Division of Coloproctology and Small bowel of Alfa Institute of Gastroenterology at Federal University of Minas Gerais Hospital, Belo Horizonte, Brazil.
Colorectal Dis. 2010 Jun;12(6):574-8. doi: 10.1111/j.1463-1318.2009.01865.x. Epub 2009 Apr 10.
Intestinal intussusception in adult patients is rare. In contrast with paediatric patients, it is usually secondary to a definable lesion, often malignant. The purpose of this study was to determine the causes and the management of intussusception in adult patients.
A retrospective review was performed looking at patients over 18 years with intestinal intussusception who were admitted to a tertiary university hospital from 1997 to 2007.
There were 16 patients (out of whom 10 were female subjects) of mean age 49 years (range 19-76).
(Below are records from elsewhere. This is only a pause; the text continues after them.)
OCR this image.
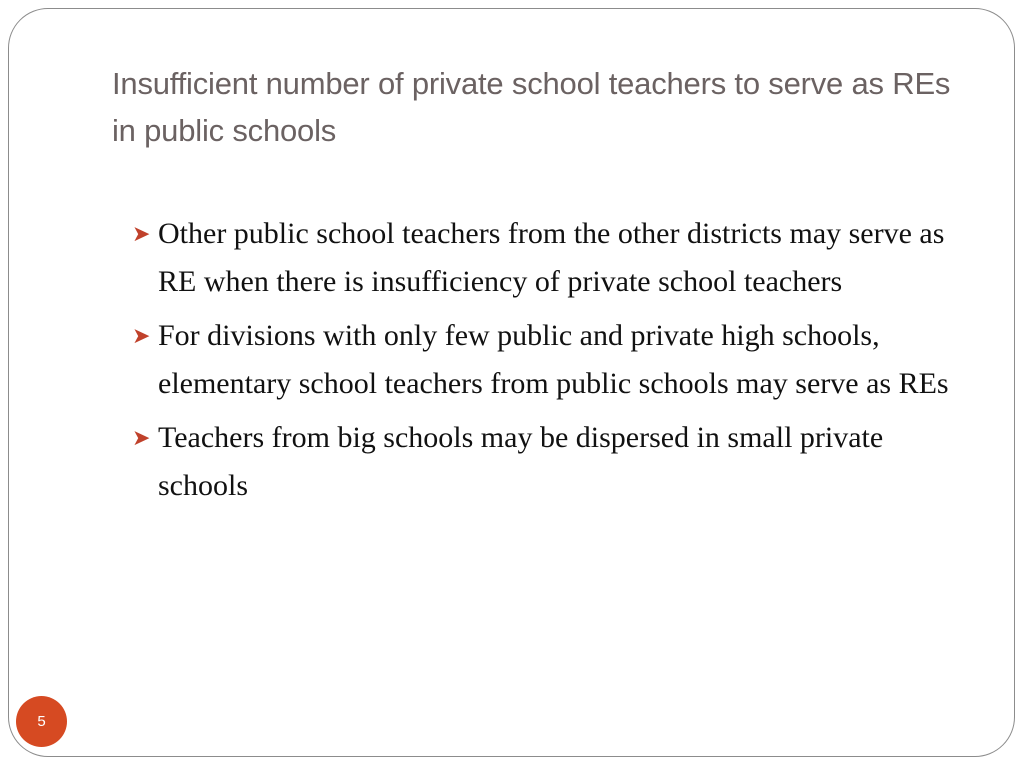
Insufficient number of private school teachers to serve as REs in public schools
➤ Other public school teachers from the other districts may serve as RE when there is insufficiency of private school teachers
➤ For divisions with only few public and private high schools, elementary school teachers from public schools may serve as REs
➤ Teachers from big schools may be dispersed in small private schools
5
All presented with abdominal pain and in seven (46.6%) patients, this was acute. The diagnosis of intussusception was correctly made preoperatively in eight (50%) patients. Six (37.5%) patients had the lead point for the intussusception at the ileocaecal valve, five (31.25%) in the small bowel and five (31.25%) had a colonic lead point. An anatomical cause was found in 14 (87.5%). In two (12.5%), the intussusception occurred in the postoperative period without any definable lesion. Half the patients had a malignant neoplasm. All patients underwent surgery. In 14 (87.5%) patients, this was by resection and in two (12.5%), a reduction with no resection was carried out.
The features of intussusception may be nonspecific and the diagnosis is often made only during laparotomy. An identifiable organic lesion is present in most cases. En bloc resection is recommended for ileocaecal and colocolic intussusception.
成人肠套叠较为少见。与儿科患者不同,成人肠套叠通常继发于明确的病变,且常为恶性病变。本研究旨在明确成人肠套叠的病因和处理方法。
回顾性分析 1997 年至 2007 年期间在一家三级大学医院就诊的 18 岁以上肠套叠患者。
共纳入 16 例患者(其中 10 例为女性),平均年龄 49 岁(19-76 岁)。所有患者均以腹痛为首发症状,7 例(46.6%)为急性腹痛。8 例(50%)患者术前正确诊断为肠套叠,6 例(37.5%)患者套叠起点位于回盲部,5 例(31.25%)位于小肠,5 例(31.25%)位于结肠。14 例(87.5%)患者存在明确的肠套叠病因。2 例(12.5%)患者在术后发生肠套叠,且无明确病因。一半患者为恶性肿瘤。所有患者均接受手术治疗。14 例(87.5%)患者接受肠切除,2 例(12.5%)患者接受单纯复位术。
肠套叠的特征可能不具有特异性,且诊断通常仅在剖腹探查时作出。大多数患者存在可识别的器质性病变。回盲部和结肠肠套叠建议整块切除。